7. The method for dynamic scheduling of group printing tasks based on cloud-edge collaborative computing according to claim 1, characterized in that, S4 specifically includes: S401: The edge printing service station that receives the subtask package retrieves the corresponding print page bitmap data from the cloud management platform or the main edge printing service station based on the index in the metadata. S402: Each node drives the local printer to execute printing and monitors the printing status in real time; S403: When each subtask package is completed or a fault is encountered, the edge printing service station will send an execution status report containing a success / failure indicator, the range of completed pages, and a description of the fault to the main edge printing service station, and simultaneously copy it to the cloud management platform; S404: The main edge printing service station summarizes the status of all subtasks. If a subtask fails, a dynamic rescheduling process is triggered according to the preset strategy of retrying the nearest node and selecting the second-best node. The failed page number is reassigned and the new scheduling decision is updated to the cloud management platform.

8. The method for dynamic scheduling of group printing tasks based on cloud-edge collaborative computing according to claim 1, characterized in that, S5 specifically includes: S501: For critical tasks that require multiple copies to be output simultaneously, the user specifies a mirror printing mode; S502: The cloud management platform or the main edge print service station will simultaneously distribute the complete task to multiple designated edge print service stations to perform full printing. S503: The task is considered successful if any mirror node completes printing.

9. A group printing task dynamic scheduling system based on cloud-edge collaborative computing for implementing the group printing task dynamic scheduling method based on cloud-edge collaborative computing as described in any one of claims 1-8, characterized in that, It includes a cloud management platform, multiple edge printing service stations, and a collaborative communication network. The cloud management platform is used to provide global task management, policy formulation, status monitoring, and resource catalog services. The edge printing service station is deployed in each local area network for local printer resource management, task reception and execution, real-time status reporting, and has local dynamic scheduling capabilities based on policies and real-time information. The collaborative communication network is used to establish secure and reliable data and command transmission channels between the cloud management platform and edge printing service stations, as well as among the edge printing service stations.

10. The cloud-edge collaborative group printing system according to claim 9, characterized in that, The cloud management platform is deployed on a public cloud or a private cloud and includes a web management interface, user authentication, task reception and preprocessing, a global policy library, and a real-time monitoring dashboard module.
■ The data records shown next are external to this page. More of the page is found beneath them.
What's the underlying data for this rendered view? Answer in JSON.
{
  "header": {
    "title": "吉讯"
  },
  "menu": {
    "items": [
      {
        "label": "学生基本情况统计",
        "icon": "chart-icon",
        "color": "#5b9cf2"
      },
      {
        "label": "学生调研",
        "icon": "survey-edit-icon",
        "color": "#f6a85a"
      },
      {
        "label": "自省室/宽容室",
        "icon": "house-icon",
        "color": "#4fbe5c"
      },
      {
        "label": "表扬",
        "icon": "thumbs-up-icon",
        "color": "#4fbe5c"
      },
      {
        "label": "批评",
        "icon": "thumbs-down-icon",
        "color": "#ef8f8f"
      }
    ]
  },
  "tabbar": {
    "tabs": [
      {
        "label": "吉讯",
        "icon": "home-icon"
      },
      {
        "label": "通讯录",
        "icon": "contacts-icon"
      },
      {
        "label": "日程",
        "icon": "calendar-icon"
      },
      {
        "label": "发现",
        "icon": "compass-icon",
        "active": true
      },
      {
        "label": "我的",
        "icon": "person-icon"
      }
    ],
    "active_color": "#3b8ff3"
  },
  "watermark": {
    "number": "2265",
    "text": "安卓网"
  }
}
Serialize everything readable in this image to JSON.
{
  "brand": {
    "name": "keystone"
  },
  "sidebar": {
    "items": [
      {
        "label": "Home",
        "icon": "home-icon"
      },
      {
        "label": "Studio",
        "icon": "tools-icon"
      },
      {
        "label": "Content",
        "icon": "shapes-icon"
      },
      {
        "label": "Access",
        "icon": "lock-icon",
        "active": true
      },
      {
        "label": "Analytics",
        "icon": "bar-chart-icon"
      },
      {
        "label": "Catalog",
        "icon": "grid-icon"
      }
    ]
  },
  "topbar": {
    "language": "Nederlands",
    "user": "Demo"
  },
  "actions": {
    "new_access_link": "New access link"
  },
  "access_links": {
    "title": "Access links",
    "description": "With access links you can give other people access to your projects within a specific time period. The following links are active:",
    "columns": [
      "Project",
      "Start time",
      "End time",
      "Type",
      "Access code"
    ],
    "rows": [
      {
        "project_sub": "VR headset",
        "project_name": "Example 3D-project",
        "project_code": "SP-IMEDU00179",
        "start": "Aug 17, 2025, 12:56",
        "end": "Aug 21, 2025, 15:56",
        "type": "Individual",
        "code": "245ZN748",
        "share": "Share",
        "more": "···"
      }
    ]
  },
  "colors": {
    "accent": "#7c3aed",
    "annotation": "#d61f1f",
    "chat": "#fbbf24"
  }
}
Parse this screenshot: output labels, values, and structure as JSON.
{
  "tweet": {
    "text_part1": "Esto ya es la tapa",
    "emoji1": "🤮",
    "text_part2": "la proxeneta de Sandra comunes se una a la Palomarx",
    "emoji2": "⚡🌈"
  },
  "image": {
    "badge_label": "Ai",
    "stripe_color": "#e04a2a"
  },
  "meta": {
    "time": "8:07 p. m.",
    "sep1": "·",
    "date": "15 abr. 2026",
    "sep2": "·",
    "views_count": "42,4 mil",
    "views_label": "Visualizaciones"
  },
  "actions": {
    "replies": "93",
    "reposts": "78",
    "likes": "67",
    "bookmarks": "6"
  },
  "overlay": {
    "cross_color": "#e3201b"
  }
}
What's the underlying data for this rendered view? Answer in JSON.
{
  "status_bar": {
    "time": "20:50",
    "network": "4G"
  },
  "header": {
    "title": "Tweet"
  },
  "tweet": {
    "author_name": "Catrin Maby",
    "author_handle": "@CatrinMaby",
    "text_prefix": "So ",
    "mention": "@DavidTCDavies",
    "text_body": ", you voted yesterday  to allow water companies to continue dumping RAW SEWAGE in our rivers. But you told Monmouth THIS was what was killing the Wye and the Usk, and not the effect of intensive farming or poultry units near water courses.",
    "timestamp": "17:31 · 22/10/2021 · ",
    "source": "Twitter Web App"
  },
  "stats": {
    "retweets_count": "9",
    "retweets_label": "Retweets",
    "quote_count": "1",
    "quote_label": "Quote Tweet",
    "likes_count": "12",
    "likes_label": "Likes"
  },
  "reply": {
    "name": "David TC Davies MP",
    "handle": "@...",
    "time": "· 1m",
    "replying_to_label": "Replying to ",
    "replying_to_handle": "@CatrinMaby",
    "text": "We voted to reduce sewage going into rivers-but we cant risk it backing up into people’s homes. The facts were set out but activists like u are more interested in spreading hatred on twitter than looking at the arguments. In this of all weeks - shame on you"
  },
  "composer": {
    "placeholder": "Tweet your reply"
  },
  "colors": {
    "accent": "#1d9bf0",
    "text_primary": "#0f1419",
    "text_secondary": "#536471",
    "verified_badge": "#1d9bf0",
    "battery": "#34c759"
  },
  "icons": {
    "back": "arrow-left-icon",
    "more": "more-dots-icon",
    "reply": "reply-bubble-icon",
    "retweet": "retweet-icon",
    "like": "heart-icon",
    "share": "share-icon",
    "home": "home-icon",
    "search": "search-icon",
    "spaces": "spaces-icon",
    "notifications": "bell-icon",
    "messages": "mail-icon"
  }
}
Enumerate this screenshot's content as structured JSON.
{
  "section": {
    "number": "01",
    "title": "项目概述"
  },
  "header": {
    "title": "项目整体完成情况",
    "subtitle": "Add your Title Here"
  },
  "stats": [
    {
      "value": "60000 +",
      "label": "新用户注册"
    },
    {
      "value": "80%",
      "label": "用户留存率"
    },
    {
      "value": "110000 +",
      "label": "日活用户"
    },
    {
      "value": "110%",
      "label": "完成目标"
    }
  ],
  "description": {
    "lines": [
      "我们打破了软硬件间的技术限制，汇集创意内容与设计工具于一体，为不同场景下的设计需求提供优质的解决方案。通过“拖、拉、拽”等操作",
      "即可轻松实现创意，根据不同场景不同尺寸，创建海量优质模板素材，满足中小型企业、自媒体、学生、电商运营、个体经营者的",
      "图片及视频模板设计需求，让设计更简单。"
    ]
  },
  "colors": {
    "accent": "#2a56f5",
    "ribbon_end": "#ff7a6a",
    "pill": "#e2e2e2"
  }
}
The edge printing service station is a dedicated hardware device or a software service installed on a general PC / server, including a local resource manager, a collaborative communication agent, a dynamic scheduling engine, and a task executor. The local resource manager is used to perform printer discovery and registration operations in S101. The collaborative communication agent is used to maintain a secure long-lived MQTT / WebSocket connection with the cloud management platform to receive instructions and report status, while maintaining a P2P connection with other edge printing service stations in the same group via UDP multicast or TCP direct connection to achieve fast data exchange and status synchronization. The dynamic scheduling engine is used to execute the S304 dynamic weighted scheduling algorithm and related scheduling logic; The task executor is used to perform printer driver and status monitoring operations for the S402.